This thesis concentrates on shareholder value analysis in retail companies as the final link between consumers and manufacturers therefore, retailers are a vital part of the business world. The research reviews methods for measuring shareholder value and applies SPM method to the US Discount, Variety Stores as a sample of the retail industry. Such an analysis would enable firms in this industry to know their competitive advantages and disadvantages, and provide focus on the key area of improvement of shareholder value.
Six sample companies were chosen among 14 companies in U.S. retail industry. These six companies were analyzed using the Strategic Profit Model (SPM) and then recommendations were given to improve the shareholder value focusing on logistics functions and strategies.

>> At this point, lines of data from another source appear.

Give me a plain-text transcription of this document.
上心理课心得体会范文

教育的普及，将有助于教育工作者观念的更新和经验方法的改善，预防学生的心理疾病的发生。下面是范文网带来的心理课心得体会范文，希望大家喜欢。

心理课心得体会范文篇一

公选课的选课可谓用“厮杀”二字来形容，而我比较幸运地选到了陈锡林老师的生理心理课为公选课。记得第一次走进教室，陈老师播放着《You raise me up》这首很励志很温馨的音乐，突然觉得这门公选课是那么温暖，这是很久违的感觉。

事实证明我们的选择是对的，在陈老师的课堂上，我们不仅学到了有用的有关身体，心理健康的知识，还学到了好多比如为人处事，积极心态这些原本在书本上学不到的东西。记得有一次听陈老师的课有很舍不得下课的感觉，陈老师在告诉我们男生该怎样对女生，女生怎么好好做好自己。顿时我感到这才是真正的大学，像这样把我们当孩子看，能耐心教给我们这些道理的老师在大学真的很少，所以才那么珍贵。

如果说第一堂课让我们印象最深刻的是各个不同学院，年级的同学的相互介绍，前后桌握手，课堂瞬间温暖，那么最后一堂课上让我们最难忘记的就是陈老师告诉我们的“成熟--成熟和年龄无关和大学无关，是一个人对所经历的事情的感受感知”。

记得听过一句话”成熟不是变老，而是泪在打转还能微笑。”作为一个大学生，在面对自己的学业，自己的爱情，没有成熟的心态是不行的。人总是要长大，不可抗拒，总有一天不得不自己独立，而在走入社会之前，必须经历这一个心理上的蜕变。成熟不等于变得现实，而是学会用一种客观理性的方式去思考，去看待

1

The result most common to all companies examined in this research is the direct or indirect impact of inventory and cost of sales on net profit, asset turnover, return on assets, financial leverage, and return on net worth. The results reinforce the importance of logistics and Supply Chain Management can have on firm’s financial performance.
The role of logistics on inventory decision-making has been a major factor in the operational performance of the firms examined.
The results of the research indicate that the financial and operational performances of firms in retail sector are heavily affected by inventory and cost of sales (COS) related issues.
This investigation illustrates the direct or indirect impact of inventory on ROA, financial leverage, and RONW. Logistics decisions can influence the financing decisions through impacting the financial leverage which can affect positively or negatively the desired level of RONW (shareholder value).
Finally, this thesis aims to study inventory performance. There is a large variation in inventory turnover performance of retailers across firms as well over time. This thesis aims to analyze this variation and factors affecting this variation. This thesis finds that inventory turnover increase as cost of sales and capital intensity increase. The results are useful in helping managers make inventory decisions, employing inventory turnover in performance analysis, and identifying the causes of performance differences among firms and over time.